Brendan looked from Doherty to Jennifer. It was hard to make out what was in his mind, but it seemed clear he wasn’t going to sit here and take this much longer.
Doherty leaned back a little. “So what did you and this man talk about? Your visitor in the holding cell?”
Brendan didn’t respond.
“Because we have
other
pictures, Mr. Healy,” and Doherty took them out quickly, tossing them on the pile, almost throwing them at Brendan. The photos slid over one another, spinning and coming to rest. One had rotated around so Jennifer could see it clearly from her angle. Her stomach eddied.
“These are photos taken when people enter and leave the jail. We’ve accounted for everyone that we have pictures of for the few hours you were there, before your first court appearance, when you pled guilty to murder. The only person we couldn’t account for was this man. Because of his falsified credentials. But we found out who he is.”
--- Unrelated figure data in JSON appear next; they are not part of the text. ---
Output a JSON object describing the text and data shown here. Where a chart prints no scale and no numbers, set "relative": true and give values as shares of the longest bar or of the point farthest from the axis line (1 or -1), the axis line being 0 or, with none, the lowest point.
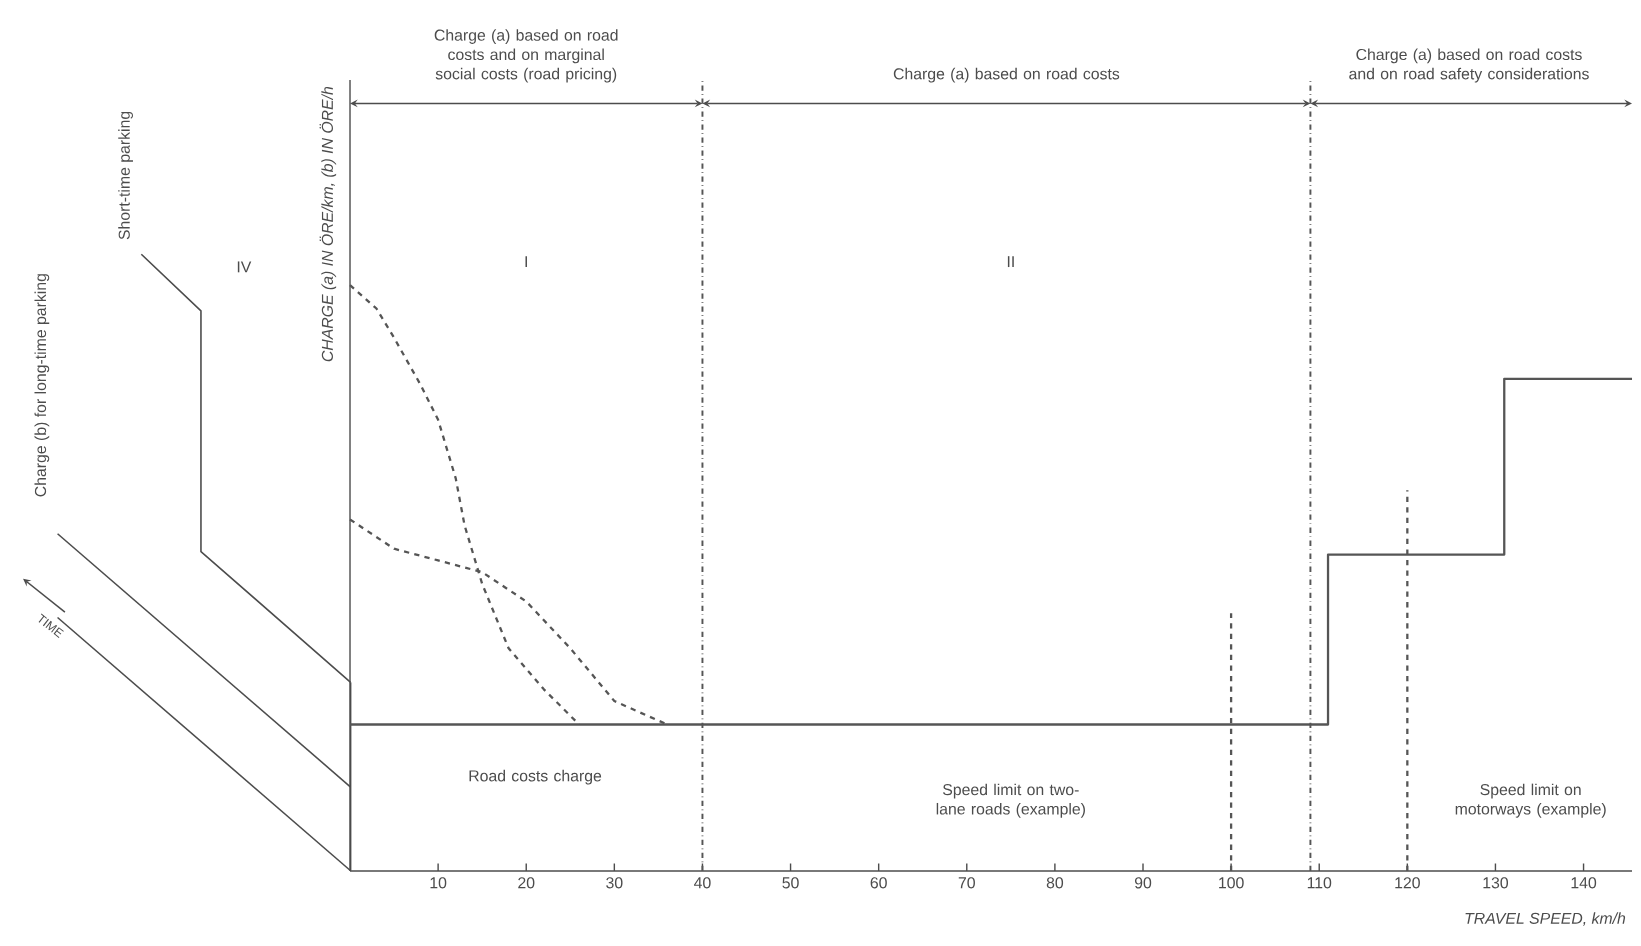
{
  "chart_data": {
    "type": "line",
    "relative": true,
    "xlabel": "TRAVEL SPEED, km/h",
    "ylabel": "CHARGE (a) IN ÖRE/km, (b) IN ÖRE/h",
    "xlim": [
      0,
      145.5
    ],
    "xticks": [
      10,
      20,
      30,
      40,
      50,
      60,
      70,
      80,
      90,
      100,
      110,
      120,
      130,
      140
    ],
    "grid": false,
    "marker": "none",
    "series": [
      {
        "color": "#555555",
        "line_style": "solid",
        "x": [
          0,
          111,
          111,
          131,
          131,
          145.5
        ],
        "values": [
          0.25,
          0.25,
          0.54,
          0.54,
          0.84,
          0.84
        ]
      },
      {
        "color": "#555555",
        "line_style": "dashed",
        "x": [
          0,
          3,
          5,
          8,
          10,
          12,
          13,
          15,
          18,
          22,
          26
        ],
        "values": [
          1.0,
          0.96,
          0.91,
          0.83,
          0.77,
          0.67,
          0.59,
          0.49,
          0.38,
          0.31,
          0.25
        ]
      },
      {
        "color": "#555555",
        "line_style": "dashed",
        "x": [
          0,
          5,
          10,
          15,
          20,
          25,
          30,
          36
        ],
        "values": [
          0.6,
          0.55,
          0.53,
          0.51,
          0.46,
          0.38,
          0.29,
          0.25
        ]
      },
      {
        "color": "#555555",
        "line_style": "dashed",
        "x": [
          100,
          100
        ],
        "values": [
          0,
          0.44
        ]
      },
      {
        "color": "#555555",
        "line_style": "dashed",
        "x": [
          120,
          120
        ],
        "values": [
          0,
          0.65
        ]
      }
    ],
    "ref_lines": [
      {
        "axis": "x",
        "value": 40,
        "line_style": "dashdot",
        "color": "#555555"
      },
      {
        "axis": "x",
        "value": 109,
        "line_style": "dashdot",
        "color": "#555555"
      }
    ],
    "annotations": [
      "Charge (a) based on road costs and on marginal social costs (road pricing)",
      "Charge (a) based on road costs",
      "Charge (a) based on road costs and on road safety considerations",
      "I",
      "II",
      "Road costs charge",
      "Speed limit on two-lane roads (example)",
      "Speed limit on motorways (example)",
      "IV",
      "Short-time parking",
      "Charge (b) for long-time parking",
      "TIME"
    ]
  }
}
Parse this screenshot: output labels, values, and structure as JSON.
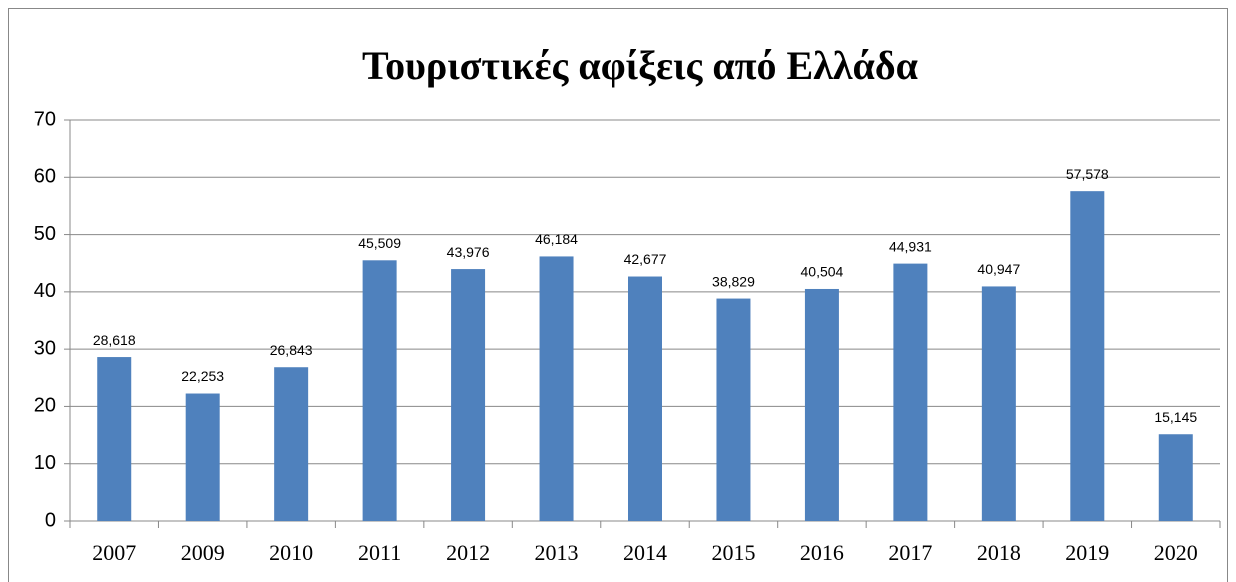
{
  "chart_data": {
    "type": "bar",
    "title": "Τουριστικές αφίξεις από Ελλάδα",
    "categories": [
      "2007",
      "2009",
      "2010",
      "2011",
      "2012",
      "2013",
      "2014",
      "2015",
      "2016",
      "2017",
      "2018",
      "2019",
      "2020"
    ],
    "values": [
      28.618,
      22.253,
      26.843,
      45.509,
      43.976,
      46.184,
      42.677,
      38.829,
      40.504,
      44.931,
      40.947,
      57.578,
      15.145
    ],
    "value_labels": [
      "28,618",
      "22,253",
      "26,843",
      "45,509",
      "43,976",
      "46,184",
      "42,677",
      "38,829",
      "40,504",
      "44,931",
      "40,947",
      "57,578",
      "15,145"
    ],
    "color": "#4f81bd",
    "ylim": [
      0,
      70
    ],
    "yticks": [
      0,
      10,
      20,
      30,
      40,
      50,
      60,
      70
    ],
    "grid": true
  }
}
Jennifer felt her heart beating above her swirling stomach as she stared at the pictures. She couldn’t help but flashback to the time she’d spent locked in the Manhattan skyscraper.
Jeremy Staryles had stood in front of her. He’d placed the vial of thallus sulfate on the floor. He’d been gentle, well-spoken, but completely insane. A sociopath.
Doherty glared at Brendan. He tilted his head. “Anything, Brendan? You want to tell me what you and Staryles chatted about? Because this man is a fucking fairy tale. The Defense Department can only tell us so much, to protect national secrets, but we know he was in black ops. Part of special surgical teams on night raids in Central Asia, and other parts of the world. But then, he disappears. We can’t find anything on him, nothing in the DMV database, no social security, nothing. It’s like he never existed.”
Now Jennifer saw Brendan looking down at the picture. His expression remained inscrutable, his eyes unwavering. He kept silent.
“There were more deaths at Roosevelt Hospital than Alexander Heilshorn,” Doherty said. “And as much as you’d probably take credit for those too, I don’t think you killed two security guards.” Doherty jabbed his finger down on the picture of Staryles. “I think he did.”
Brendan at last looked up at Doherty. “Okay.”
“Okay? That’s all you have to say? You like being in here, Brendan? Maybe you do. Because I think you’re dangling a limited hangout. You’re taking the brunt of the Heilshorn murder and you’re acting crazy and calling on government conspiracies as a cover. Why don’t you tell me about Nonsystem?”
“Why do you think I know anything about them?”
“You want things to get worse for you? You think this is bad? This place?” Doherty suddenly looked around, waving his hands at the room, the jail. “This is a walk in the park, my friend. A friggin’ lead pipe cinch compared to where people go who threaten national security. You need to open up. You need to work with us.”